Tuesday 6 September 2016

LIFE'S CONSISTENT INCONSISTENCY

IT has been over a decade but the words come resonating through time like it was yesterday. Emmanuel, the ‘immaculate’ he called himself, and his task was to make sure we understood the essence of the English Language. The immaculate one didn’t just want us to blindly cram the idioms or read the comprehension passages without insight. He would always say life itself is a teaching board, one cannot learn in isolation for every element, every event works to make us or break us.
One of his favourite sayings was this: “Change is the consistent inconsistency of life,” he said it way too often that it became a mantra, a cliché and at some point, a sentence of beguilement for members of my class, but as I starred at the heap of tomatoes the seller just said was N50, I couldn’t help but remember, Emmanuel ‘the immaculate.’
How many months ago was tomato as precious as or even more precious than rubies? I genuinely blinked back my surprise and asked her for a second time to ascertain the price of the fresh, beautifully red fruits. The seller affirmed N50 to my utter amusement. I gave her a N100 bill and requested for two bowls. I made a pot of stew that lasted me 4 days…
Wasn’t it just a few months ago that it seemed like the entire nation would crumble at the feet of the magnificent valour of tomato ravaging Tuta absoluta? Three balls of tomatoes sold for as high as N500. Nigerians resorted to tomato paste and for those who couldn’t stand its stale taste, leafy green vegetables. However, how readily available and affordable were the vegetables?
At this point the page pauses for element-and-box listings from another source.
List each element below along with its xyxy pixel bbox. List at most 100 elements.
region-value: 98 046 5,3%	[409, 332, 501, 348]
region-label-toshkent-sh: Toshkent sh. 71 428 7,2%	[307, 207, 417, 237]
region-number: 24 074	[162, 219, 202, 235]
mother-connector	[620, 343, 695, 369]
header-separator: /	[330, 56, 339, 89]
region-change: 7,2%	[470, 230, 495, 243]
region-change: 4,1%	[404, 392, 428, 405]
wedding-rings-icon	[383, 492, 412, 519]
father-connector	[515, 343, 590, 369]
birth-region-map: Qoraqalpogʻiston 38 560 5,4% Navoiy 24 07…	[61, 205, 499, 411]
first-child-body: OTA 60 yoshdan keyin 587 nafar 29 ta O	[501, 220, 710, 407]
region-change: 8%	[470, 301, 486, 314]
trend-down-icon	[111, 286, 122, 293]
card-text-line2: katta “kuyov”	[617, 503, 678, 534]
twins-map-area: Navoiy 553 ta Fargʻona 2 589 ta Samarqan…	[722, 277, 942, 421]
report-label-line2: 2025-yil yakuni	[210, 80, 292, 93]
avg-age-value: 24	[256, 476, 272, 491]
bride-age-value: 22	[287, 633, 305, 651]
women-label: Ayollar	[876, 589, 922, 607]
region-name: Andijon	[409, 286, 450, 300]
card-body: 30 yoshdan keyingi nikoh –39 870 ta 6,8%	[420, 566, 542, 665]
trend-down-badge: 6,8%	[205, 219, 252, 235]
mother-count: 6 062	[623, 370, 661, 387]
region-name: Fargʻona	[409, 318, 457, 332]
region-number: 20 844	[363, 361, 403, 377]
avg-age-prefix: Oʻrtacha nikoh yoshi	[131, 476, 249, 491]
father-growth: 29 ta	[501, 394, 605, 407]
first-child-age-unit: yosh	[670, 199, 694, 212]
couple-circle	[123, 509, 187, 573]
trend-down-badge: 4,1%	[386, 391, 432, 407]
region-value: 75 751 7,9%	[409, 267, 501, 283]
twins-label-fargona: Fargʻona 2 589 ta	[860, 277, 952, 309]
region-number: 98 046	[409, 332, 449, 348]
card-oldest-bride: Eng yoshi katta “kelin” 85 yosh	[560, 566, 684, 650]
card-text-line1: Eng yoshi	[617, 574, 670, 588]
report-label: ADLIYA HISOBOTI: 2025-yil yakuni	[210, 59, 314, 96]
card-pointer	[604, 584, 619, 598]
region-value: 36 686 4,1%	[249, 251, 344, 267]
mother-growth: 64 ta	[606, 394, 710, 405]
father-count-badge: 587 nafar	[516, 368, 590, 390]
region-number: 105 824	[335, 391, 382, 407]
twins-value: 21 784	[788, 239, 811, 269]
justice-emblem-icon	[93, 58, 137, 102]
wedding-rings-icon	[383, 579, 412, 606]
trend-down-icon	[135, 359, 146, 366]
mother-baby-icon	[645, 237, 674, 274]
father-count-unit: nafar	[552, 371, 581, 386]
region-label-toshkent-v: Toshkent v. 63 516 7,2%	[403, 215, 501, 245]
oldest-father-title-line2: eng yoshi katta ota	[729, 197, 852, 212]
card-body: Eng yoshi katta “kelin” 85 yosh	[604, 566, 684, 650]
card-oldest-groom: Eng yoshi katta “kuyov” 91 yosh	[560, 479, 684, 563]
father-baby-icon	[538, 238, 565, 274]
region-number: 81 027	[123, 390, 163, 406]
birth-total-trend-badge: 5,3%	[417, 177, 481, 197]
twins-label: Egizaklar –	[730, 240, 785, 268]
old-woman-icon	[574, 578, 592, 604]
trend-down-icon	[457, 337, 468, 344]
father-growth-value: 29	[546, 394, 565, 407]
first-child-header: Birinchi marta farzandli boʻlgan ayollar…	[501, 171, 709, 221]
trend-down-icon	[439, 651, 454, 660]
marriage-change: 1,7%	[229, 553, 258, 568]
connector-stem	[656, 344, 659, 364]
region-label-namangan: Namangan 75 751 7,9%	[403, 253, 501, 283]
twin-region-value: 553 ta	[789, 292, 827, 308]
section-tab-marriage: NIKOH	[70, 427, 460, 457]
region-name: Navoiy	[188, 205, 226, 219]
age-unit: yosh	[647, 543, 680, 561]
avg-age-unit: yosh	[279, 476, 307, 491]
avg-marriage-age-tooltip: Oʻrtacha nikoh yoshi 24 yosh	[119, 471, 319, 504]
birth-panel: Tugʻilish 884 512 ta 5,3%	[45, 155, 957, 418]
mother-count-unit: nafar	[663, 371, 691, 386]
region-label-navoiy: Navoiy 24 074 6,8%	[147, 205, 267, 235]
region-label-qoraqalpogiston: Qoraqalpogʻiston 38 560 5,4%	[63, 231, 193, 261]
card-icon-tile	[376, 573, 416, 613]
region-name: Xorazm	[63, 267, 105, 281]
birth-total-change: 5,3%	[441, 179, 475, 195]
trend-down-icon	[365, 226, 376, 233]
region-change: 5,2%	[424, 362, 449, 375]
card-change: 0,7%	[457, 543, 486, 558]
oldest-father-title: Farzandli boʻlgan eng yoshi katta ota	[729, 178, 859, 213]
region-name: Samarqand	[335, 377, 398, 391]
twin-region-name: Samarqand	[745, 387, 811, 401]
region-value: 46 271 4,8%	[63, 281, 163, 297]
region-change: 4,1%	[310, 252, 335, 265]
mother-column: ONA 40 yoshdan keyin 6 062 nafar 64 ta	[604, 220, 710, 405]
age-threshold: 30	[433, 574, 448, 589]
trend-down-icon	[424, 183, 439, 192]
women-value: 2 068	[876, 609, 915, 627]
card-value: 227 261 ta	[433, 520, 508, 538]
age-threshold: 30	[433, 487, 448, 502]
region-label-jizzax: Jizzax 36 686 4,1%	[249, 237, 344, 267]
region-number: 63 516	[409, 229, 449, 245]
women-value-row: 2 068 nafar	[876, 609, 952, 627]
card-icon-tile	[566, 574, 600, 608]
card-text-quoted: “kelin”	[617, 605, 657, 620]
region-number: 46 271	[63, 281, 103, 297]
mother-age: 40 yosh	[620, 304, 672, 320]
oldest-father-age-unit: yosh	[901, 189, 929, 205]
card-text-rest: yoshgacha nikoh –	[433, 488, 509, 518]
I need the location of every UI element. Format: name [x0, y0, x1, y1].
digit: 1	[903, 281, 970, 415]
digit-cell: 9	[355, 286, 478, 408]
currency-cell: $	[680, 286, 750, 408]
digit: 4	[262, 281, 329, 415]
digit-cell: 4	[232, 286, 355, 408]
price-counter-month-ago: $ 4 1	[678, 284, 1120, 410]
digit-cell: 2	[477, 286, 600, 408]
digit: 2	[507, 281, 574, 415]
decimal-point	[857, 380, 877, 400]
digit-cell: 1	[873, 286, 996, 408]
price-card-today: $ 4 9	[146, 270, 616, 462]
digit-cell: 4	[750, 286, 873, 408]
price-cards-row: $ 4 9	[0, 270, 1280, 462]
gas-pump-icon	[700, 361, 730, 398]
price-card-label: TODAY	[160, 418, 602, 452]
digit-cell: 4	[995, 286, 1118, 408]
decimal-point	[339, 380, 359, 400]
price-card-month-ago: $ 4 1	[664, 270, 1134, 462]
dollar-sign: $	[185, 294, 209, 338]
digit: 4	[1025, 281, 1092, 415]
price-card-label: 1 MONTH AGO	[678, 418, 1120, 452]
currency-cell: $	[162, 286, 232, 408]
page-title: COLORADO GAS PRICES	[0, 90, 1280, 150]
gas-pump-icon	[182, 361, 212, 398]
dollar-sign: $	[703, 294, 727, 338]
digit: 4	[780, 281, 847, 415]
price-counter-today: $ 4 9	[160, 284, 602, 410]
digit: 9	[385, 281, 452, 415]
In those few months, while the price of tomato sky rocketed like Niel Armstrong’s rocket landing in the moon for the first time, leafy green vegetables as well became like princely emeralds. A tiny moth eaten bunch sold for N100 or even more.
Cooking became a hobby for several Nigerians, even the classy ladies with long nail extensions took them off and entered the kitchen. Tuta absoluta waged war against Nigerians and it seemed as though the nation would never recover from its ravenous rape, but did it?